Ainsi donc, ce vendredi 14 juin à 8 h 30, le bus de La Provence affrêté par la Communauté d’agglomération à fait une (courte) escale à Saint-Maime pour informer la population de tous les immenses bienfaits que cette nouvelle organisation territoriale allait nous apporter.

Dommage que nos élus n’ai pas crû bon d’organiser une telle information AVANT que le choix définitif de la fusion des anciennes Communauté de Communes ne soit effectif. Mais on a pu entendre Madame Martine Carbonnel, Maire de La Brillanne et Vice-Présidente de la DLVA, affirmer qu’il n’était « pas possible d’informer les administrés tant que tout n’était pas bouclé ». On ne pouvait mieux dire pour faire comprendre qu’il n’était pas souhaitable d’avertir les poissons avant de les faire entrer dans la nasse ! Le piège étant désormais refermé, on peut enfin tenter de convaincre les piègés des multiples avantages de leur sort…

Quelques réserves toutefois : à la question « Le bus gratuit Manobus viendra-t-il jusqu’à Saint-Maime ? » la DLVA confirme (voir La Provence du samedi 15 juin) que « le Manobus est une ligne interne à la Commune de Manosque » (tiens donc !), sous-entendu : il n’est pas question de l’étendre au-delà de la commune de Manosque.
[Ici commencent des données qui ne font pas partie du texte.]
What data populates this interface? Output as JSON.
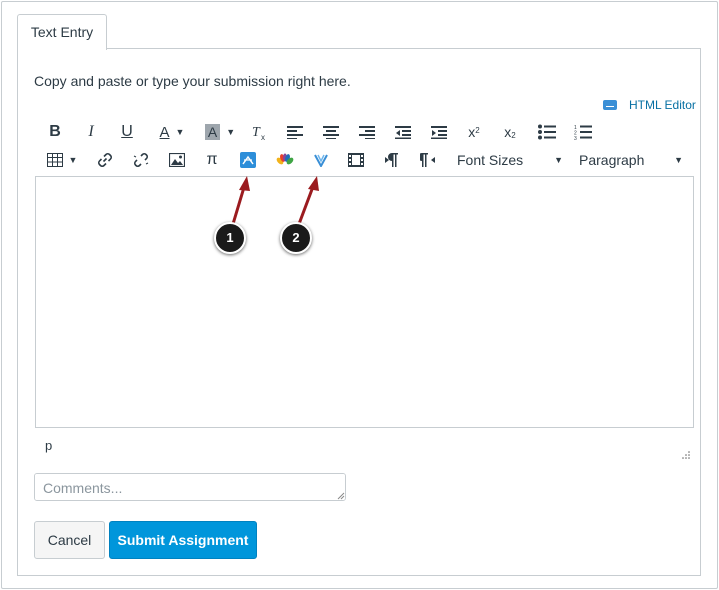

Mais rassurez-vous, la DLVA étudie la manière de faire évoluer les lignes existantes et mettra en service une nouveau réseau en 2015. Il est toujours bon d’espérer !
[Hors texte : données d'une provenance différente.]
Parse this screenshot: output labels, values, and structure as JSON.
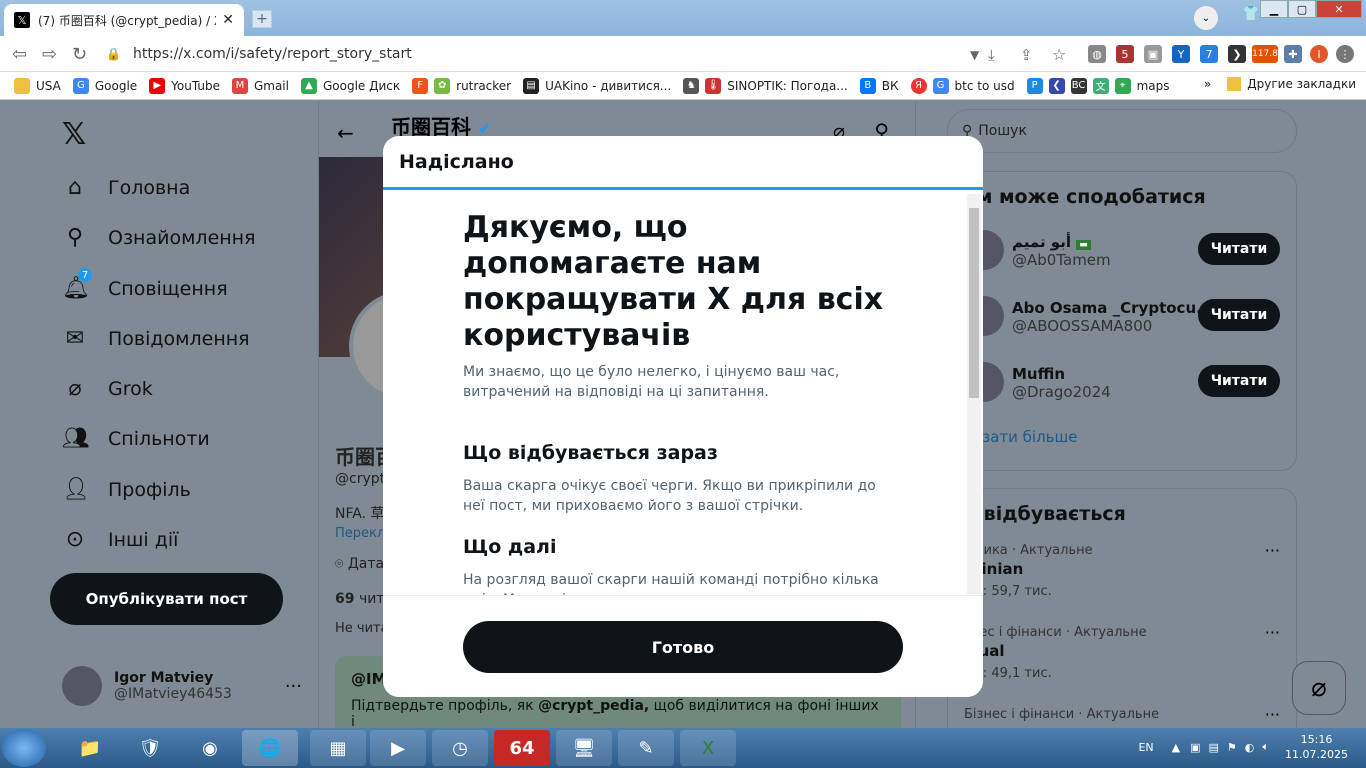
{
  "browser": {
    "tab_title": "(7) 币圈百科 (@crypt_pedia) / X",
    "url": "https://x.com/i/safety/report_story_start",
    "bookmarks": [
      "USA",
      "Google",
      "YouTube",
      "Gmail",
      "Google Диск",
      "rutracker",
      "UAKino - дивитися...",
      "SINOPTIK: Погода...",
      "ВК",
      "btc to usd",
      "maps"
    ],
    "other_bookmarks": "Другие закладки",
    "ext_badge_1": "5",
    "ext_badge_2": "7",
    "ext_badge_3": "117.8"
  },
  "leftnav": {
    "items": [
      "Головна",
      "Ознайомлення",
      "Сповіщення",
      "Повідомлення",
      "Grok",
      "Спільноти",
      "Профіль",
      "Інші дії"
    ],
    "notif_badge": "7",
    "post_button": "Опублікувати пост",
    "user_name": "Igor Matviey",
    "user_handle": "@IMatviey46453"
  },
  "profile": {
    "name": "币圈百科",
    "name_partial": "币圈百",
    "handle_partial": "@crypt",
    "bio_partial": "NFA. 草",
    "translate_partial": "Перекла",
    "date_partial": "Дата",
    "following_count": "69",
    "following_partial": "чита",
    "not_following_partial": "Не читае",
    "verify_handle_partial": "@IM",
    "verify_text_1": "Підтвердьте профіль, як",
    "verify_handle": "@crypt_pedia,",
    "verify_text_2": "щоб виділитися на фоні інших і"
  },
  "right": {
    "search_placeholder": "Пошук",
    "wtf_title": "ам може сподобатися",
    "accounts": [
      {
        "name": "أبو تميم",
        "handle": "@Ab0Tamem"
      },
      {
        "name": "Abo Osama _Cryptocu...",
        "handle": "@ABOOSSAMA800"
      },
      {
        "name": "Muffin",
        "handle": "@Drago2024"
      }
    ],
    "follow_label": "Читати",
    "show_more": "казати більше",
    "trends_title": "о відбувається",
    "trends": [
      {
        "category": "літика · Актуальне",
        "title": "rainian",
        "count": "тів: 59,7 тис."
      },
      {
        "category": "знес і фінанси · Актуальне",
        "title": "rtual",
        "count": "тів: 49,1 тис."
      },
      {
        "category": "Бізнес і фінанси · Актуальне",
        "title": "",
        "count": ""
      }
    ]
  },
  "modal": {
    "header": "Надіслано",
    "title": "Дякуємо, що допомагаєте нам покращувати X для всіх користувачів",
    "intro": "Ми знаємо, що це було нелегко, і цінуємо ваш час, витрачений на відповіді на ці запитання.",
    "now_heading": "Що відбувається зараз",
    "now_text": "Ваша скарга очікує своєї черги. Якщо ви прикріпили до неї пост, ми приховаємо його з вашої стрічки.",
    "next_heading": "Що далі",
    "next_text": "На розгляд вашої скарги нашій команді потрібно кілька днів. Ми сповістимо вас, якщо виявимо порушення правил, і повідомимо, яких заходів вживаємо.",
    "done_button": "Готово"
  },
  "taskbar": {
    "lang": "EN",
    "time": "15:16",
    "date": "11.07.2025",
    "app_64": "64"
  }
}
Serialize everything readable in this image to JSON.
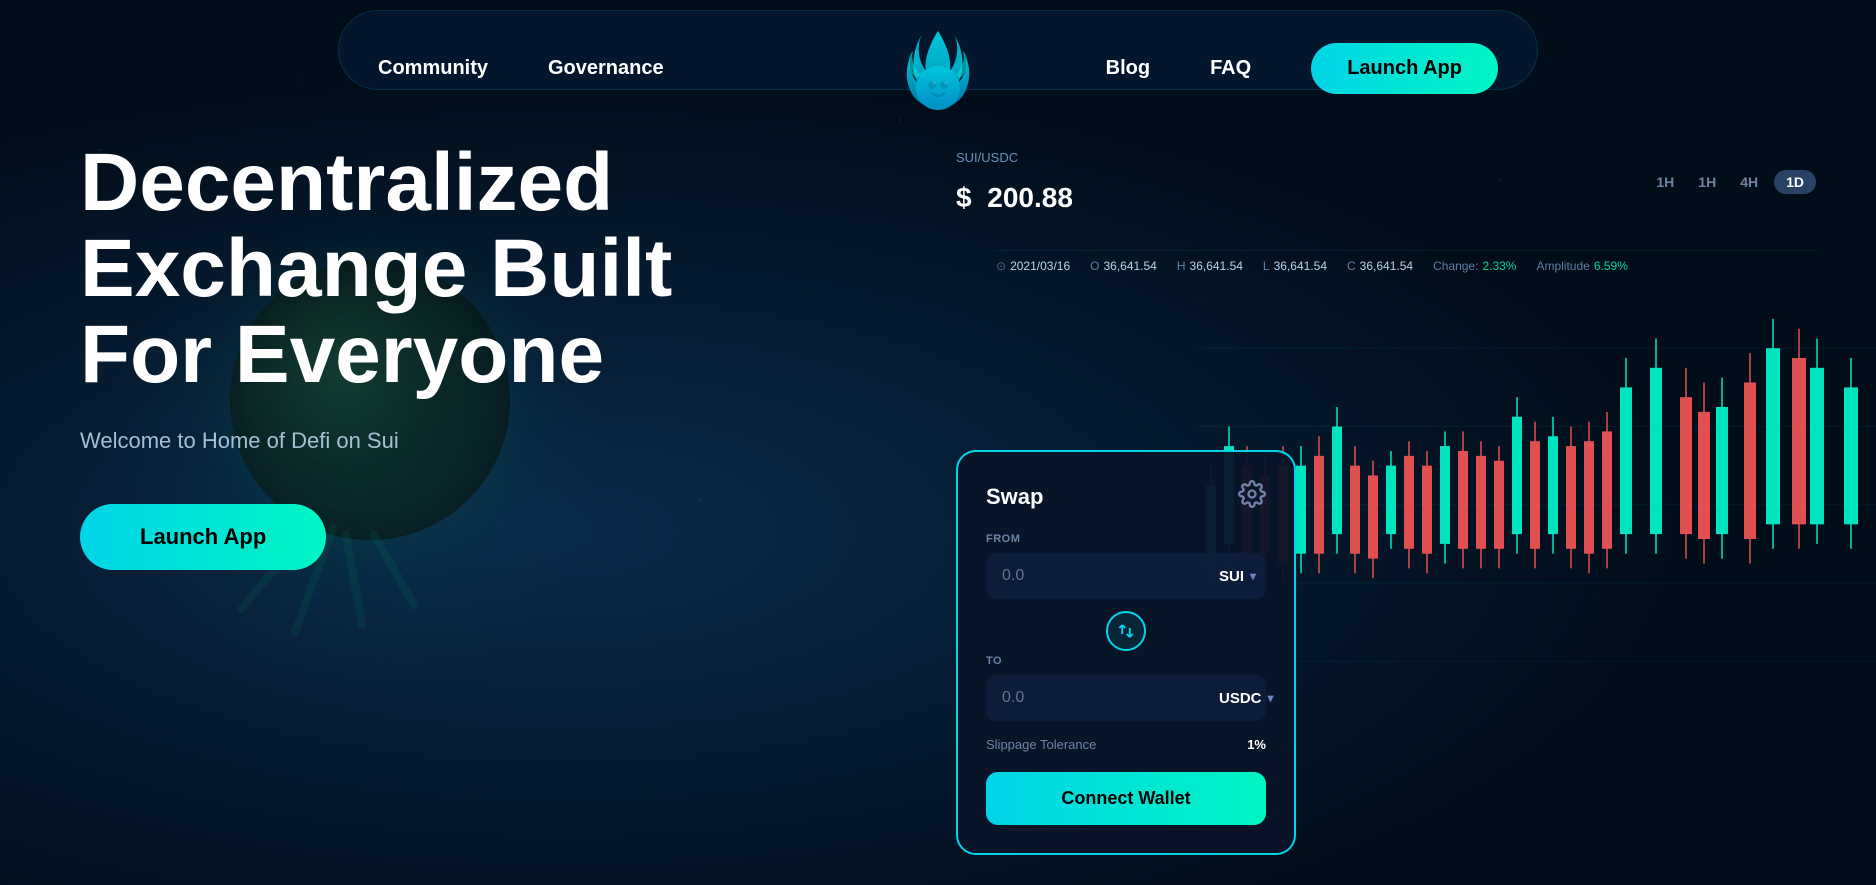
{
  "nav": {
    "links": [
      {
        "id": "community",
        "label": "Community"
      },
      {
        "id": "governance",
        "label": "Governance"
      },
      {
        "id": "blog",
        "label": "Blog"
      },
      {
        "id": "faq",
        "label": "FAQ"
      }
    ],
    "launch_btn_label": "Launch App"
  },
  "hero": {
    "title": "Decentralized Exchange Built For Everyone",
    "subtitle": "Welcome to Home of Defi on Sui",
    "launch_btn_label": "Launch App"
  },
  "chart": {
    "pair": "SUI/USDC",
    "price_symbol": "$",
    "price": "200.88",
    "time_filters": [
      "1H",
      "1H",
      "4H",
      "1D"
    ],
    "active_filter": "1D",
    "stats": {
      "date": "2021/03/16",
      "o_label": "O",
      "o_value": "36,641.54",
      "h_label": "H",
      "h_value": "36,641.54",
      "l_label": "L",
      "l_value": "36,641.54",
      "c_label": "C",
      "c_value": "36,641.54",
      "change_label": "Change:",
      "change_value": "2.33%",
      "amplitude_label": "Amplitude",
      "amplitude_value": "6.59%"
    }
  },
  "swap": {
    "title": "Swap",
    "from_label": "FROM",
    "from_value": "0.0",
    "from_token": "SUI",
    "to_label": "TO",
    "to_value": "0.0",
    "to_token": "USDC",
    "slippage_label": "Slippage Tolerance",
    "slippage_value": "1%",
    "connect_wallet_label": "Connect Wallet"
  },
  "colors": {
    "accent_cyan": "#00d4e8",
    "accent_green": "#00f5c4",
    "bg_dark": "#020d1a",
    "candle_green": "#00e5c0",
    "candle_red": "#e05050"
  }
}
La Provence annonce encore que la DLVA a accordé à notre commune un fonds de solidarité de 23 500 €, ce qui est exact, et qu’elle prend en charge ses frais pour un montant de 74 000 €. Cette affirmation péremptoire mérite une explication :

  • la Commune de Saint-Maime verse intégralement le montant de la CET (Contribution territoriale des entreprises qui remplace l’ancienne taxe professionnelle) à la DLVA. En contrepartie, la DLVA reverse à la Commune la différence entre le montant de cette CET et le coût des services pris en charge par la DLVA.
  • Les 74 000 € couvrent les coûts des services précédemment fournis pas la Communauté de Communes ILO et non pris en charge par la DLVA : le Centre aéré ALSH (Accueil de Loisirs Sans Hébergement), un poste et demi d’ATSEM (Agent Territorial Spécialisé des Écoles Maternelles) pour notre école, ainsi que divers services apportés à l’école. Cette somme n’est donc pas une libéralité liée à la générosité du Conseil de la DLVA, comme La Provence le laisse croire, mais un retour de finances issues de la fiscalité communale.